Chromosomes

L’histoire de l’ADN : dossier Podcast Science

Depuis l’Antiquité, les philosophes et scientifiques se posent des questions sur l’hérédité. Ainsi, le médecin grec Claude Galien, qui vécut entre 130 et 201, rapporta dans ses écrits des témoignages dans lesquels se trouve notamment celui d’une femme blanche qui dit à son mari blanc lui aussi avoir accouché d’un métis à cause du portrait d’un éthiopien qui était accroché au dessus de leur lit et qu’elle aurait regardé au moment décisif.

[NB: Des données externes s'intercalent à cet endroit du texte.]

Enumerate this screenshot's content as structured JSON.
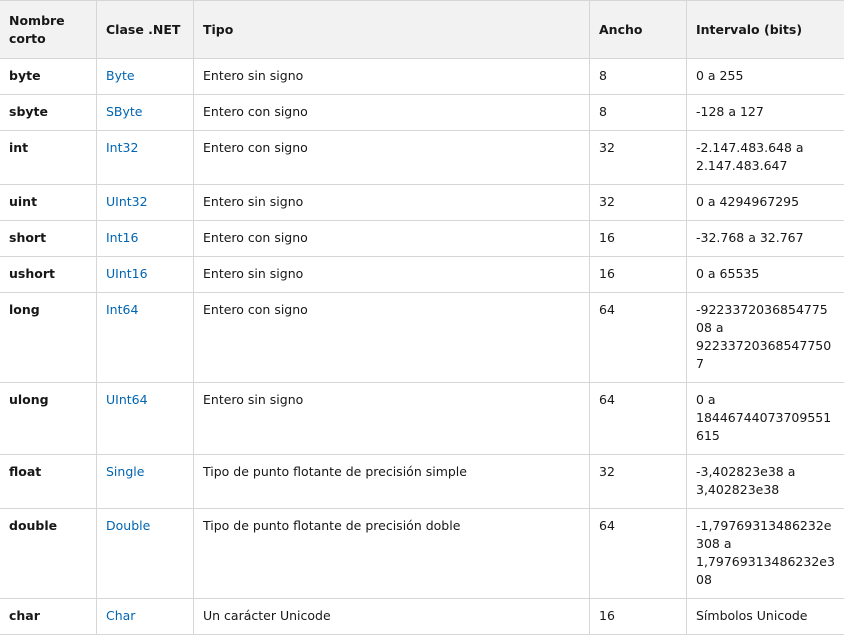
{
  "table": {
    "headers": {
      "short_name": "Nombre corto",
      "net_class": "Clase .NET",
      "type": "Tipo",
      "width": "Ancho",
      "range": "Intervalo (bits)"
    },
    "rows": [
      {
        "short": "byte",
        "net": "Byte",
        "type": "Entero sin signo",
        "width": "8",
        "range": "0 a 255"
      },
      {
        "short": "sbyte",
        "net": "SByte",
        "type": "Entero con signo",
        "width": "8",
        "range": "-128 a 127"
      },
      {
        "short": "int",
        "net": "Int32",
        "type": "Entero con signo",
        "width": "32",
        "range": "-2.147.483.648 a 2.147.483.647"
      },
      {
        "short": "uint",
        "net": "UInt32",
        "type": "Entero sin signo",
        "width": "32",
        "range": "0 a 4294967295"
      },
      {
        "short": "short",
        "net": "Int16",
        "type": "Entero con signo",
        "width": "16",
        "range": "-32.768 a 32.767"
      },
      {
        "short": "ushort",
        "net": "UInt16",
        "type": "Entero sin signo",
        "width": "16",
        "range": "0 a 65535"
      },
      {
        "short": "long",
        "net": "Int64",
        "type": "Entero con signo",
        "width": "64",
        "range": "-922337203685477508 a 922337203685477507"
      },
      {
        "short": "ulong",
        "net": "UInt64",
        "type": "Entero sin signo",
        "width": "64",
        "range": "0 a 18446744073709551615"
      },
      {
        "short": "float",
        "net": "Single",
        "type": "Tipo de punto flotante de precisión simple",
        "width": "32",
        "range": "-3,402823e38 a 3,402823e38"
      },
      {
        "short": "double",
        "net": "Double",
        "type": "Tipo de punto flotante de precisión doble",
        "width": "64",
        "range": "-1,79769313486232e308 a 1,79769313486232e308"
      },
      {
        "short": "char",
        "net": "Char",
        "type": "Un carácter Unicode",
        "width": "16",
        "range": "Símbolos Unicode"
      }
    ]
  },
  "colors": {
    "link": "#0065b3",
    "header_bg": "#f2f2f2",
    "border": "#d6d6d6"
  }
}
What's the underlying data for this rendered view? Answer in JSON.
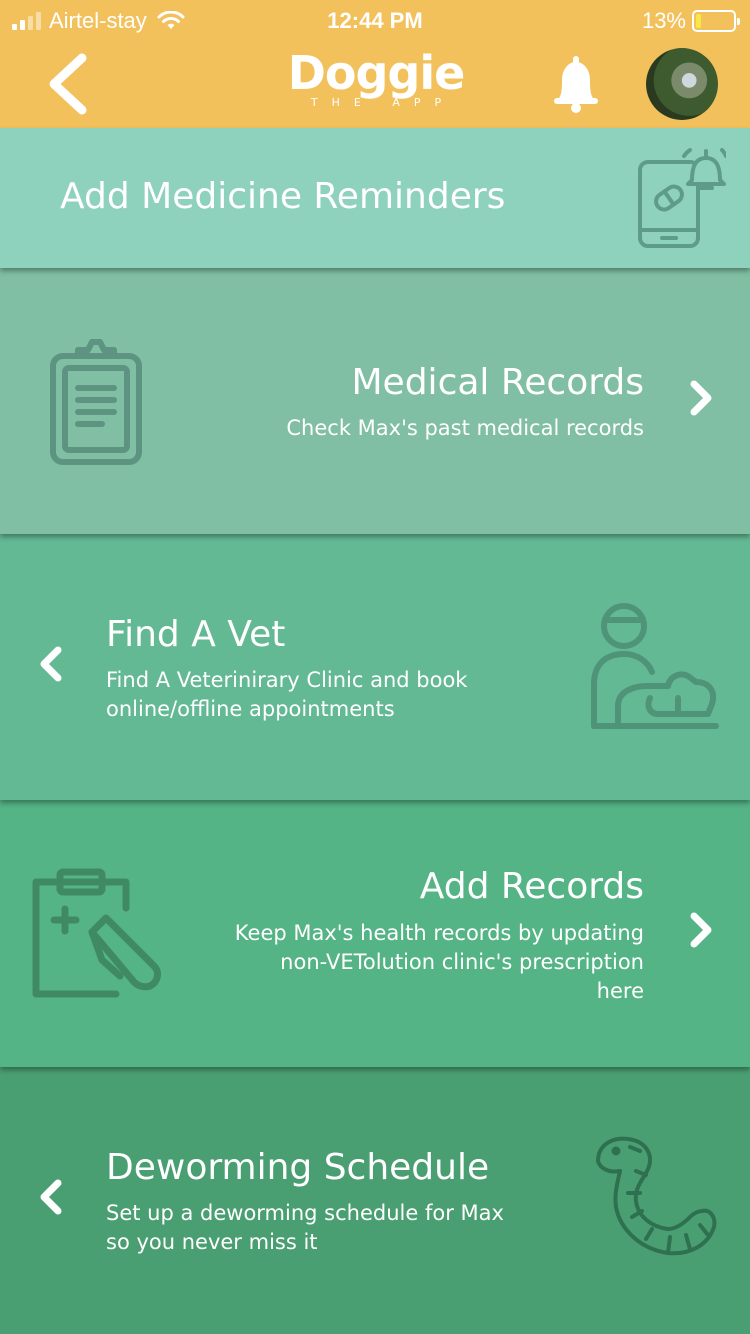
{
  "status_bar": {
    "carrier": "Airtel-stay",
    "time": "12:44 PM",
    "battery_percent": "13%",
    "battery_level": 0.13
  },
  "header": {
    "logo_word": "Doggie",
    "logo_sub": "THE APP",
    "brand_color": "#f3c15c"
  },
  "cards": {
    "medicine": {
      "title": "Add Medicine Reminders"
    },
    "medical_records": {
      "title": "Medical Records",
      "subtitle": "Check Max's past medical records"
    },
    "find_vet": {
      "title": "Find A Vet",
      "subtitle_line1": "Find A Veterinirary Clinic and book",
      "subtitle_line2": "online/offline appointments"
    },
    "add_records": {
      "title": "Add Records",
      "subtitle_line1": "Keep Max's health records by updating",
      "subtitle_line2": "non-VETolution clinic's prescription",
      "subtitle_line3": "here"
    },
    "deworming": {
      "title": "Deworming Schedule",
      "subtitle_line1": "Set up a deworming schedule for Max",
      "subtitle_line2": "so you never miss it"
    }
  },
  "icons": {
    "back": "chevron-left-icon",
    "notifications": "bell-icon",
    "medicine": "phone-pill-alarm-icon",
    "records": "clipboard-icon",
    "vet": "vet-with-dog-icon",
    "add_records": "clipboard-pen-icon",
    "worm": "worm-icon"
  }
}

Quelques années auparavant, Aristote émettait les premières hypothèses sur l’hérédité. Pour lui, la transmission parent-enfant est bien réelle mais sa théorie est encore quelque peu éloignée de la réalité. Selon Aristote : « De parents mutilés naissent des enfants mutilés, par exemple de boiteux naissent des boiteux, d’aveugles des aveugles ». Cependant il considère que seul l’homme possède des caractères héréditaires tandis que la femme possède uniquement une fonction nourricière.

Il a fallu attendre quelques siècles avant de vraiment commencer à percer les mystères de l’hérédité et c’est au 19ème siècle que nous allons commencer l’aventure de l’ADN.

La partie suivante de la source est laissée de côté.